Eine Sitzung des deutschen Bundestages in Berlin zur Beantwortung der SED-Appelle im gegenwärtigen Zeitpunkt ist nicht opportun. Durch eine so ungewöhnliche Maßnahme würde der Volkskammer der DDR und den Propagandamanövern der SED viel zu großes Gewicht beigemessen. Außerdem besteht die Möglichkeit, dass während des Verlaufes oder nach Beendigung der geplanten Viererkonferenz eine in aller Welt beachtete Demonstration des deutschen Bundestages notwendig wird. Diese sollte in Berlin erfolgen. Ihr Effekt wäre weitgehend geschmälert, wenn eine ähnliche Aktion bereits jetzt in Berlin stattfinden würde.

 

V. Die wirtschaftliche Situation der Bundesrepublik:

Alle Erwägungen und Pläne der Bundesregierung in wirtschaftlicher Hinsicht haben das Ziel, die Investitionskraft zu stärken. Die letzten Beschlüsse sind nicht als Kurswechsel unserer Außenhandels- oder gar unserer Wirtschaftspolitik zu werten, sondern stellen lediglich eine Änderung der bisherigen Technik dar. In der Bundesrepublik wird zuviel gekauft, und das muss verhindert werden.
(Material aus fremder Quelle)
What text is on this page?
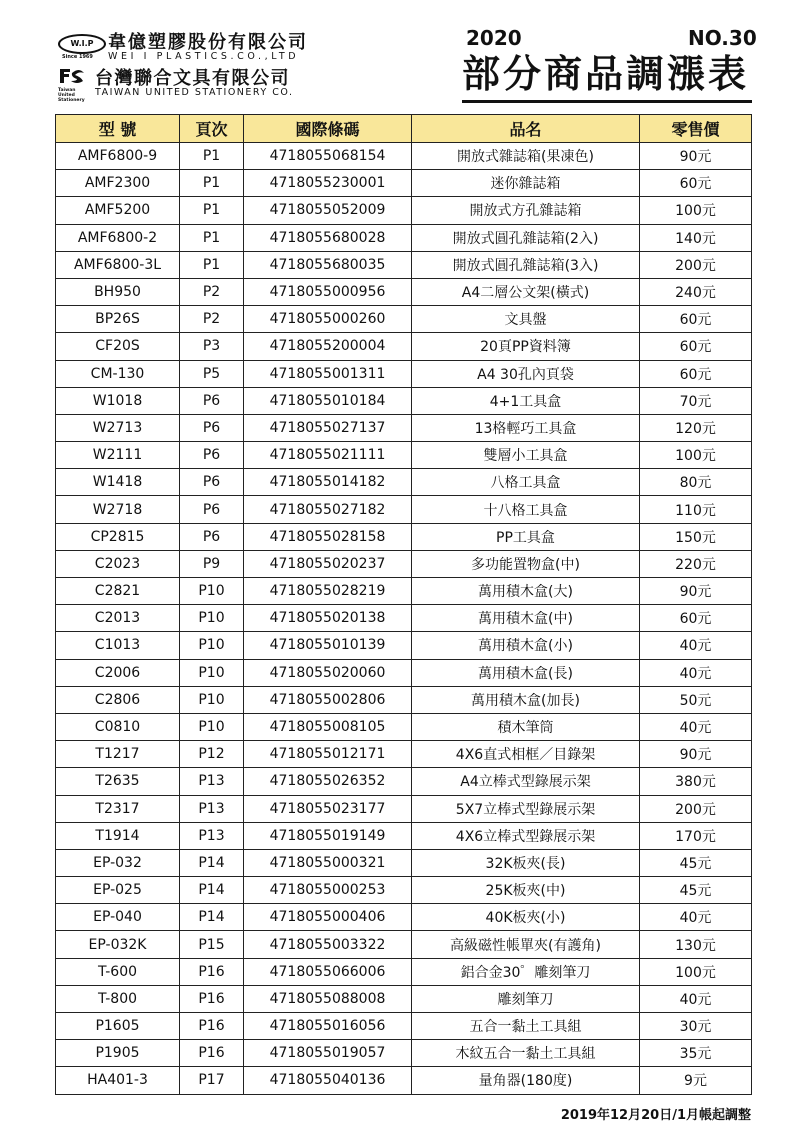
W.I.P
Since 1969
韋億塑膠股份有限公司
WEI I PLASTICS.CO.,LTD
Taiwan United Stationery
台灣聯合文具有限公司
TAIWAN UNITED STATIONERY CO.
2020	NO.30
部分商品調漲表
型 號	頁次	國際條碼	品名	零售價
AMF6800-9	P1	4718055068154	開放式雜誌箱(果凍色)	90元
AMF2300	P1	4718055230001	迷你雜誌箱	60元
AMF5200	P1	4718055052009	開放式方孔雜誌箱	100元
AMF6800-2	P1	4718055680028	開放式圓孔雜誌箱(2入)	140元
AMF6800-3L	P1	4718055680035	開放式圓孔雜誌箱(3入)	200元
BH950	P2	4718055000956	A4二層公文架(橫式)	240元
BP26S	P2	4718055000260	文具盤	60元
CF20S	P3	4718055200004	20頁PP資料簿	60元
CM-130	P5	4718055001311	A4 30孔內頁袋	60元
W1018	P6	4718055010184	4+1工具盒	70元
W2713	P6	4718055027137	13格輕巧工具盒	120元
W2111	P6	4718055021111	雙層小工具盒	100元
W1418	P6	4718055014182	八格工具盒	80元
W2718	P6	4718055027182	十八格工具盒	110元
CP2815	P6	4718055028158	PP工具盒	150元
C2023	P9	4718055020237	多功能置物盒(中)	220元
C2821	P10	4718055028219	萬用積木盒(大)	90元
C2013	P10	4718055020138	萬用積木盒(中)	60元
C1013	P10	4718055010139	萬用積木盒(小)	40元
C2006	P10	4718055020060	萬用積木盒(長)	40元
C2806	P10	4718055002806	萬用積木盒(加長)	50元
C0810	P10	4718055008105	積木筆筒	40元
T1217	P12	4718055012171	4X6直式相框／目錄架	90元
T2635	P13	4718055026352	A4立棒式型錄展示架	380元
T2317	P13	4718055023177	5X7立棒式型錄展示架	200元
T1914	P13	4718055019149	4X6立棒式型錄展示架	170元
EP-032	P14	4718055000321	32K板夾(長)	45元
EP-025	P14	4718055000253	25K板夾(中)	45元
EP-040	P14	4718055000406	40K板夾(小)	40元
EP-032K	P15	4718055003322	高級磁性帳單夾(有護角)	130元
T-600	P16	4718055066006	鋁合金30゜雕刻筆刀	100元
T-800	P16	4718055088008	雕刻筆刀	40元
P1605	P16	4718055016056	五合一黏土工具組	30元
P1905	P16	4718055019057	木紋五合一黏土工具組	35元
HA401-3	P17	4718055040136	量角器(180度)	9元
2019年12月20日/1月帳起調整
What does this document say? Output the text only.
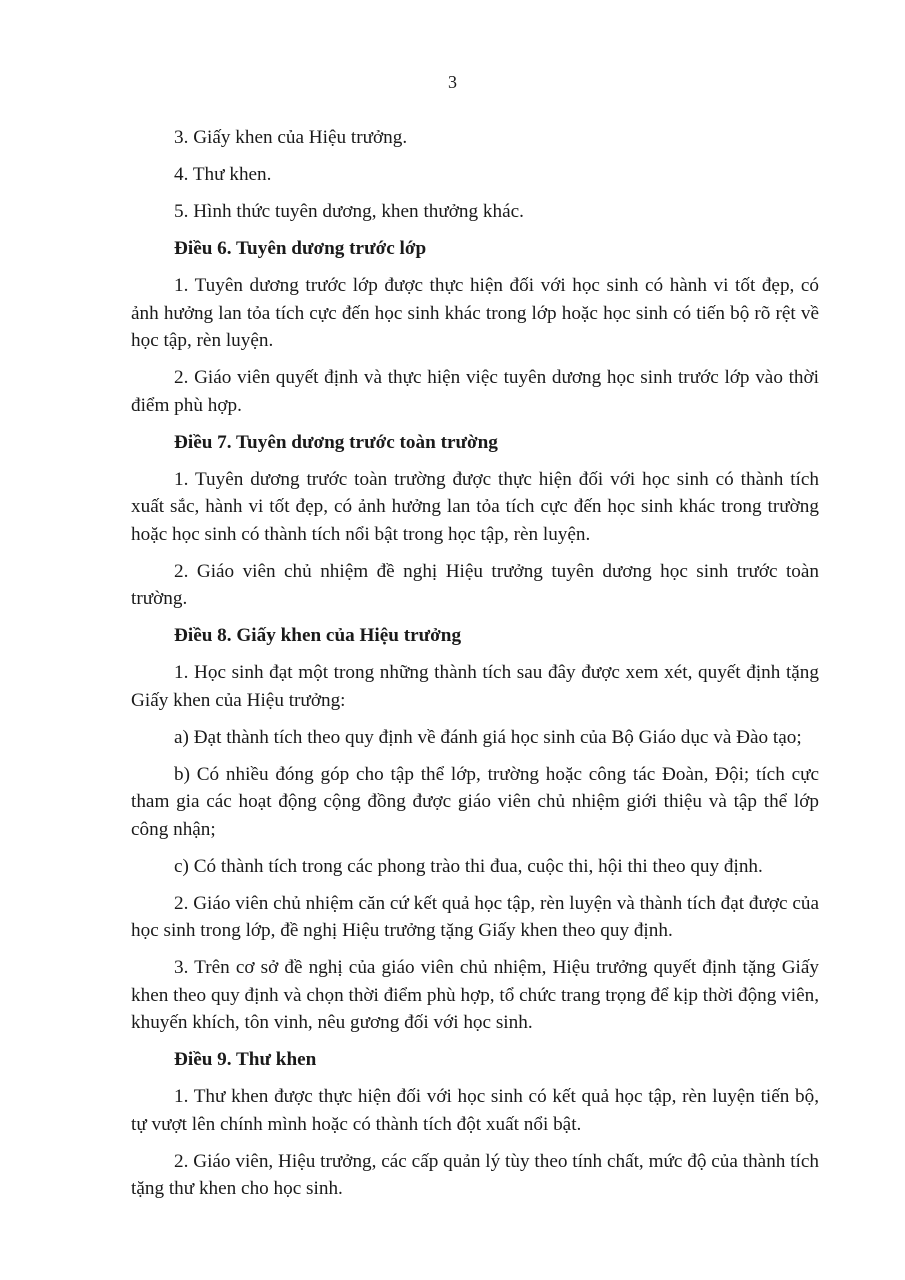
3

3. Giấy khen của Hiệu trưởng.

4. Thư khen.

5. Hình thức tuyên dương, khen thưởng khác.

Điều 6. Tuyên dương trước lớp

1. Tuyên dương trước lớp được thực hiện đối với học sinh có hành vi tốt đẹp, có ảnh hưởng lan tỏa tích cực đến học sinh khác trong lớp hoặc học sinh có tiến bộ rõ rệt về học tập, rèn luyện.

2. Giáo viên quyết định và thực hiện việc tuyên dương học sinh trước lớp vào thời điểm phù hợp.

Điều 7. Tuyên dương trước toàn trường

1. Tuyên dương trước toàn trường được thực hiện đối với học sinh có thành tích xuất sắc, hành vi tốt đẹp, có ảnh hưởng lan tỏa tích cực đến học sinh khác trong trường hoặc học sinh có thành tích nổi bật trong học tập, rèn luyện.

2. Giáo viên chủ nhiệm đề nghị Hiệu trưởng tuyên dương học sinh trước toàn trường.

Điều 8. Giấy khen của Hiệu trưởng

1. Học sinh đạt một trong những thành tích sau đây được xem xét, quyết định tặng Giấy khen của Hiệu trưởng:

a) Đạt thành tích theo quy định về đánh giá học sinh của Bộ Giáo dục và Đào tạo;

b) Có nhiều đóng góp cho tập thể lớp, trường hoặc công tác Đoàn, Đội; tích cực tham gia các hoạt động cộng đồng được giáo viên chủ nhiệm giới thiệu và tập thể lớp công nhận;

c) Có thành tích trong các phong trào thi đua, cuộc thi, hội thi theo quy định.

2. Giáo viên chủ nhiệm căn cứ kết quả học tập, rèn luyện và thành tích đạt được của học sinh trong lớp, đề nghị Hiệu trưởng tặng Giấy khen theo quy định.

3. Trên cơ sở đề nghị của giáo viên chủ nhiệm, Hiệu trưởng quyết định tặng Giấy khen theo quy định và chọn thời điểm phù hợp, tổ chức trang trọng để kịp thời động viên, khuyến khích, tôn vinh, nêu gương đối với học sinh.

Điều 9. Thư khen

1. Thư khen được thực hiện đối với học sinh có kết quả học tập, rèn luyện tiến bộ, tự vượt lên chính mình hoặc có thành tích đột xuất nổi bật.

2. Giáo viên, Hiệu trưởng, các cấp quản lý tùy theo tính chất, mức độ của thành tích tặng thư khen cho học sinh.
Eine Hauptschwierigkeit in der Planung der Wirtschaftspolitik liegt in der Ungewissheit über die künftige Preisentwicklung auf den Weltmärkten. Niemand vermag mit Sicherheit zu sagen, ob die derzeitige Tendenz der Preiserhöhung anhält, eine Stabilisierung eintritt oder eine Rückwärtsentwicklung erfolgt. Entschieden ist, Front gegen Angst jeglicher Art zu machen, weil die Situation dadurch wesentlich erschwert wird. Am Grundsatz der Liberalisierung soll trotz allem festgehalten werden.

 

Quelle: Presse- und Informationsamt der Bundesregierung, Pressearchiv F 30.